Bazıları, Irak hükümetinin başbakanı olarak atanmasının akabinde çeşitli zorluklarla karşı karşıya kalan Adil Abdülmehdi’nin istifasından 5 ay sonra Irak Başbakanı Mustafa el-Kazimi hükümetinin güven oyu almasını hayırla müjdeledi.
Abdülmehdi hükümeti ve çevresindeki siyasi sahneye eşlik eden zorluklar, bu satırların yazarını 13 Ekim 2018'de Irak’ta hükümet kurmanın olanağı ve Abdülmehdi’nin iktidarda ne kadar süre kalacağına dair bir analiz yazısı yazmaya sevk etti.
O yazımda şu ifadeleri kullanmıştım:
Abdülmehdi’nin bakanları için entegre bir yapıya ulaşmasından önce uzun bir zaman geçmesi ihtimali var. İkinci bir olasılık ise bu zamanın kısa olmasıyla birlikte iktidar süresinin de kısa olmasıdır.
Ekim 2018'de Abdülmehdi hükümetine oy verildi.

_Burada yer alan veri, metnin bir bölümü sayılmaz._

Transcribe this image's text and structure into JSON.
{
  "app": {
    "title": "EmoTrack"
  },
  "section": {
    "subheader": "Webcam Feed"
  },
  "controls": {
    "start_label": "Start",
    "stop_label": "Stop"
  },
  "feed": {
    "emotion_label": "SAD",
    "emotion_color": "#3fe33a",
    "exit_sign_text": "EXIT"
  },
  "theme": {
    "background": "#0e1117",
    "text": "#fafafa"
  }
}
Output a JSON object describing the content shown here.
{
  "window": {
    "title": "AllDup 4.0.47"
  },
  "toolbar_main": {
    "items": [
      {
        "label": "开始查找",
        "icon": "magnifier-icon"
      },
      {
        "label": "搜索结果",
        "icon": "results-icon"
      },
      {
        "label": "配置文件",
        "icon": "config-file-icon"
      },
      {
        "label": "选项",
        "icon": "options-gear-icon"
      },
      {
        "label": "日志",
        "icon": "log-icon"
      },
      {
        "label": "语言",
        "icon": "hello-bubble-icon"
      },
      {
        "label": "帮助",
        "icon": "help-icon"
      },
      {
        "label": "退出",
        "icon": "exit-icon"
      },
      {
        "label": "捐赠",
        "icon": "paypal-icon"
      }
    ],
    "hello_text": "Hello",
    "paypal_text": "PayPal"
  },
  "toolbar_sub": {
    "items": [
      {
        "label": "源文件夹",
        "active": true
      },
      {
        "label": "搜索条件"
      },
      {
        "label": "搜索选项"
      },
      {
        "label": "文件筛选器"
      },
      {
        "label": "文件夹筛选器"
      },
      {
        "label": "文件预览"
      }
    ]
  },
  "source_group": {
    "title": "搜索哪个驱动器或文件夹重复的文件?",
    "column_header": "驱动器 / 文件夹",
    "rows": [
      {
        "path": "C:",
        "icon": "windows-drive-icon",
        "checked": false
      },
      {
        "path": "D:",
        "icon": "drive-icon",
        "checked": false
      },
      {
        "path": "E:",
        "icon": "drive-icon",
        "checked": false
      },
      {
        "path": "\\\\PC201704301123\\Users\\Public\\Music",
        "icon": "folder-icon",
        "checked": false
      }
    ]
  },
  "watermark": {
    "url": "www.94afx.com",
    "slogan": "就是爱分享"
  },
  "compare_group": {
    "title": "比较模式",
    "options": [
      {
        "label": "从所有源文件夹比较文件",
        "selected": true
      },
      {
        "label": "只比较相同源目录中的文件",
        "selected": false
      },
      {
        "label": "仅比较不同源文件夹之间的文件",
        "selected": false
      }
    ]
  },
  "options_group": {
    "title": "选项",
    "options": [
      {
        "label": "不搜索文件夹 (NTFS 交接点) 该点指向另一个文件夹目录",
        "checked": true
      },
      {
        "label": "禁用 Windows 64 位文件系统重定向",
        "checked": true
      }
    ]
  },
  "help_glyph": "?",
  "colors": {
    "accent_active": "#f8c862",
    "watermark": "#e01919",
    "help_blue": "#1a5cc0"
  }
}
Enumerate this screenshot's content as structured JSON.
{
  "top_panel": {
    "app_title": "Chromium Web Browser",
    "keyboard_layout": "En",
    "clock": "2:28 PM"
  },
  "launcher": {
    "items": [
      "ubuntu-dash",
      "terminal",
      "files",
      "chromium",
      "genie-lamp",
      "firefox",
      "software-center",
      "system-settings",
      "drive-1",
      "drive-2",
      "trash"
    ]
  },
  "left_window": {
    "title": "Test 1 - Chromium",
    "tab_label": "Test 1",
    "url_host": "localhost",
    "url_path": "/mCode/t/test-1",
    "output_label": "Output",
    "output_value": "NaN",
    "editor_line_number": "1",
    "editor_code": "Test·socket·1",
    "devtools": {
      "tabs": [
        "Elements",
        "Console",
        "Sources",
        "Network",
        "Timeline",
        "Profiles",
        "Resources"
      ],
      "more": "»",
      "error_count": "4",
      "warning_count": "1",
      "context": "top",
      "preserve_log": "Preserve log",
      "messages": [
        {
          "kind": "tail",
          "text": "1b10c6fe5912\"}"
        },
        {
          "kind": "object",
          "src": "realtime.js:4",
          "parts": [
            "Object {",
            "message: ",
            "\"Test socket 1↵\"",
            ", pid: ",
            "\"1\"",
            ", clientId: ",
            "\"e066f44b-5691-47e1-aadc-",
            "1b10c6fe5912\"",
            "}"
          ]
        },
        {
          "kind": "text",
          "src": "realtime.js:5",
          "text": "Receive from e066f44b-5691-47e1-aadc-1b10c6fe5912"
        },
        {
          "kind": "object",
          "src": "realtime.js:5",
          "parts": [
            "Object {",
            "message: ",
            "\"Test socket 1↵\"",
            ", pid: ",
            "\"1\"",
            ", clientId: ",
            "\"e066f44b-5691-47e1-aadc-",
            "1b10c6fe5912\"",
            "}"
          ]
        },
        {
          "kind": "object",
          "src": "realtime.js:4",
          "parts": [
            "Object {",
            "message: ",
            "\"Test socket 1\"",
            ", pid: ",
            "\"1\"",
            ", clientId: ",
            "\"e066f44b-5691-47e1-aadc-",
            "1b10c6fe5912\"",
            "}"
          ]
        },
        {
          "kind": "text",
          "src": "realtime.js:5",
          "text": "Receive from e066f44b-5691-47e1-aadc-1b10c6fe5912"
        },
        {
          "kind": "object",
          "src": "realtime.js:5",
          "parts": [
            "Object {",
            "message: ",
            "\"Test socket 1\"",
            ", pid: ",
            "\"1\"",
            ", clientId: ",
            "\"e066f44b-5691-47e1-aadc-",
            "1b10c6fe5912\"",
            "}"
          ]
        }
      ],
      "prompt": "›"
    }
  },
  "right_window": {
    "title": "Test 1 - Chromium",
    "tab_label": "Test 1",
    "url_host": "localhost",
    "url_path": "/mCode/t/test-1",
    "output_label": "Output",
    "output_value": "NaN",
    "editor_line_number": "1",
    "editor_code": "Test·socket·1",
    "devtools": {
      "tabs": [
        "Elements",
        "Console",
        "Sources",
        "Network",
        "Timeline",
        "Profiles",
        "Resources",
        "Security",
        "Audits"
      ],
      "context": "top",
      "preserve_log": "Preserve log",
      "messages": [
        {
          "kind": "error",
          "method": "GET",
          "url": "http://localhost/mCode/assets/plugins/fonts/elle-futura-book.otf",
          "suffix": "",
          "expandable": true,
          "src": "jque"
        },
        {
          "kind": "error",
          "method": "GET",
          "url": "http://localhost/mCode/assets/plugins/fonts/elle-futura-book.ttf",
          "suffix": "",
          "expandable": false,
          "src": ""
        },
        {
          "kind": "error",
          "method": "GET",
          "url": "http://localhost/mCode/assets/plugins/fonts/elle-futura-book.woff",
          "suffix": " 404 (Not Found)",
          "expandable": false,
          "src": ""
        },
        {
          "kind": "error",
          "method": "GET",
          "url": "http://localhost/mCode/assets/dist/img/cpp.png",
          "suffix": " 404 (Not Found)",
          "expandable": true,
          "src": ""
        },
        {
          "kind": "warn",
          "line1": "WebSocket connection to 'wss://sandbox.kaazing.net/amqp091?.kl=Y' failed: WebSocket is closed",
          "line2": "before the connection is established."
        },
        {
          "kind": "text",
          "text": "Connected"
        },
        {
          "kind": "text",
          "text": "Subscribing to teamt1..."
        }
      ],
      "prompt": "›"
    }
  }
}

Abdülmehdi, Aralık 2019'da istifasını sundu.
Yani, bir yıldan biraz daha uzun sürdü! Bu sürenin çoğunda ise hükümet işlevsiz kaldı.
O zamanki sözüm bir tür kehanet değildi. Bilakis değişkenleriyle birlikte Irak siyasi arenasının bir okumasıydı.
Belki de yönetmesi en zor Arap halklarından biri Irak halkıdır. Ancak bu bir istisna değil. Aslında temel mesele Arap elitlerinin çoğunun ‘kurumlar inşa etmek, mekanizmalar kurmak ve bunlara saygı duymak konusunda’ ulus devlete ilişkin entegre ve modern bir vizyona sahip olmamasıdır.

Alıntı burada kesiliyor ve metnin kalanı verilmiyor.